Childhood trauma damages a child’s development and creates problems later on in adulthood. Know the impact ACEs can have on your family…
ACE’s are Adverse Childhood Experiences that harm children’s developing brains. The effects of the trauma appear decades later in adulthood. These experiences can cause chronic diseases, most mental illness, and violent occurrences. Some researchers consider childhood trauma to be the Nation’s No. 1 public health concern.
Examples of ACEs:
- Physical, sexual, and verbal abuse
- Physical and emotional neglect
- A family member who is
- Depressed or diagnosed with other mental illness;
- Addicted to alcohol or another substance;
- In prison
- Witnessing a mother being abused
- Losing a parent to separation, divorce, or other reason
What makes ACEs significant?
- ACEs are common – nearly 2/3s or 64% of adults have at least one.

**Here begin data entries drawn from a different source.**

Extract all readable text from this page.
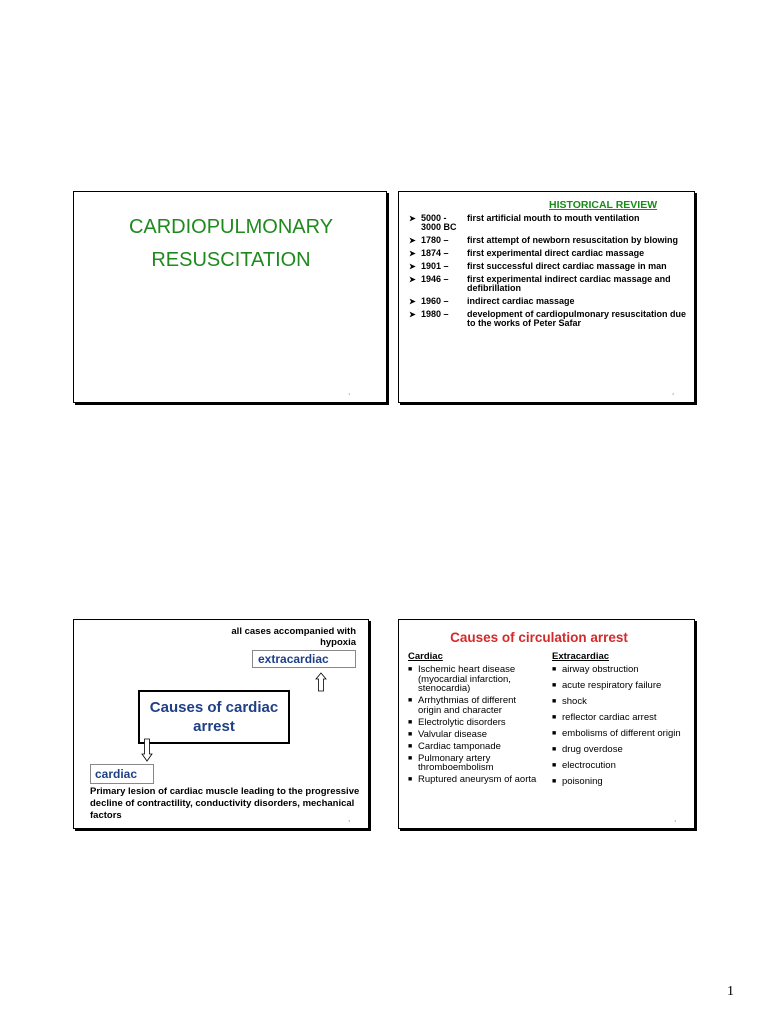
CARDIOPULMONARY
RESUSCITATION
1
HISTORICAL REVIEW
➤ 5000 - 3000 BC
first artificial mouth to mouth ventilation
➤ 1780 –	first attempt of newborn resuscitation by blowing
➤ 1874 –	first experimental direct cardiac massage
➤ 1901 –	first successful direct cardiac massage in man
➤ 1946 –	first experimental indirect cardiac massage and defibrillation
➤ 1960 –	indirect cardiac massage
➤ 1980 –	development of cardiopulmonary resuscitation due to the works of Peter Safar
2
all cases accompanied with hypoxia
extracardiac
Causes of cardiac arrest
cardiac
Primary lesion of cardiac muscle leading to the progressive decline of contractility, conductivity disorders, mechanical factors	3
Causes of circulation arrest
Cardiac
■ Ischemic heart disease (myocardial infarction, stenocardia)
■ Arrhythmias of different origin and character
■ Electrolytic disorders
■ Valvular disease
■ Cardiac tamponade
■ Pulmonary artery thromboembolism
■ Ruptured aneurysm of aorta
Extracardiac
■ airway obstruction
■ acute respiratory failure
■ shock
■ reflector cardiac arrest
■ embolisms of different origin
■ drug overdose
■ electrocution
■ poisoning
4
1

- They are the cause of adult onset of chronic disease, such as cancer and heart disease, as well as mental illness, violence and being a victim of violence.
- ACEs don’t occur alone… if you have one, there’s an 87% chance that you’ll then have two or more.
- The more ACEs you have, the greater the risk for chronic disease, mental illness, violence and being a victim of violence. Scores range from 0-10. Each type of trauma counts as one, no matter the frequency or times it occurred.
- ACEs are responsible for a big chunk of workplace absenteeism and for costs in health care, emergency response, mental health and criminal justice. Childhood adversity contributes to most of our major chronic health, mental health, economic health, and social health issues.